UArizona Ranks No. 1 for Doctorate Degrees Awarded to Native Americans

The University of Arizona is the top doctorate-granting institution for American Indian or Alaska Native students, according to the National Science Foundation’s most recent survey of earned doctorates.

Between 2016 and 2020, UArizona awarded 28 doctoral degrees to students of American Indian or Alaska Native descent, the most of the 184 higher education institutions that awarded doctoral degrees to students in those populations during that timeframe. Nearly 5% of all doctoral degrees awarded to Indigenous students over that five-year period were from UArizona.

“As Arizona’s land-grant university, we have an obligation to ensure the many students of our state have access to an incredible education and the tools they need to fulfill their hopes and dreams, including and especially students from underserved populations,” said University of Arizona President Robert C. Robbins. “Fellowships, dedicated mentors and universitywide initiatives like the Indigenous Resilience Center help create an environment where Native American students can thrive, and this ranking is a clear reflection of the impact of these and other efforts. Along with our success in serving Hispanic and Latinx students, which is critical for our mission as a Hispanic-Serving Institution, we are committed to serving Native students and the Native nations in this region, and I am glad to see the University of Arizona is a premiere choice for Indigenous  students to pursue their doctoral degrees.”

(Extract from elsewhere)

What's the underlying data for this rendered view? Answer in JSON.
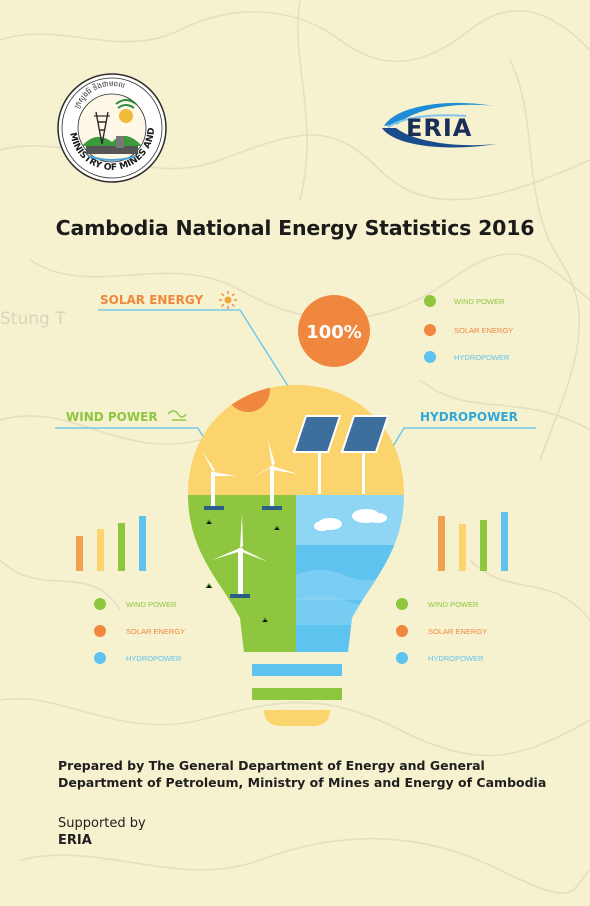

UArizona’s Indigenous students have access to several programs and initiatives designed to support their success, including Native American Student Affairs, the Agnese Nelms Haury Program in Environment and Social Justice, the Native Peoples Technical Assistance Office and the American Indian studies graduate interdisciplinary program in the College of Social and Behavioral Sciences, among others.

“At the University of Arizona, we take immense pride in developing a culture where our students can reach their true potential,” said Nathan Levi Esquerra, senior vice president for Native American advancement and tribal engagement. “It is exciting to see so many Native American students achieve that potential on our campus.”

UArizona is also among the nation’s top doctorate-granting institutions for Hispanic or Latino students, ranking No. 7 out of the 384 institutions that awarded doctoral degrees to students in those populations.

Of the 13,351 doctoral degrees earned at U.S. institutions by Hispanic and Latino students between 2016 and 2020, 200 of them were from UArizona.

“We are honored to see so many exceptional Hispanic students earning doctoral degrees at our university,” said Marla Franco, assistant vice provost for Hispanic-Serving Institution initiatives. “We know that earning these degrees is invaluable to Hispanic students and their families and the impact on society is far reaching.”

In 2018, UArizona was designated a Hispanic-Serving Institution by the U.S. Department of Education for its success in enrolling Hispanic students and providing educational opportunities to them. UArizona is one of only a few Research I and Association of American Universities members that meet the criteria for the HSI designation. As defined by the Higher Education Act, an institution of higher education must have an undergraduate student enrollment that is at least 25% Hispanic to be designated an HSI.

In 2020, UArizona was named the Outstanding Member Institution by the Hispanic Association of Colleges and Universities in recognition of the university’s excellence in support of HACU’s mission to champion Hispanic success in higher education.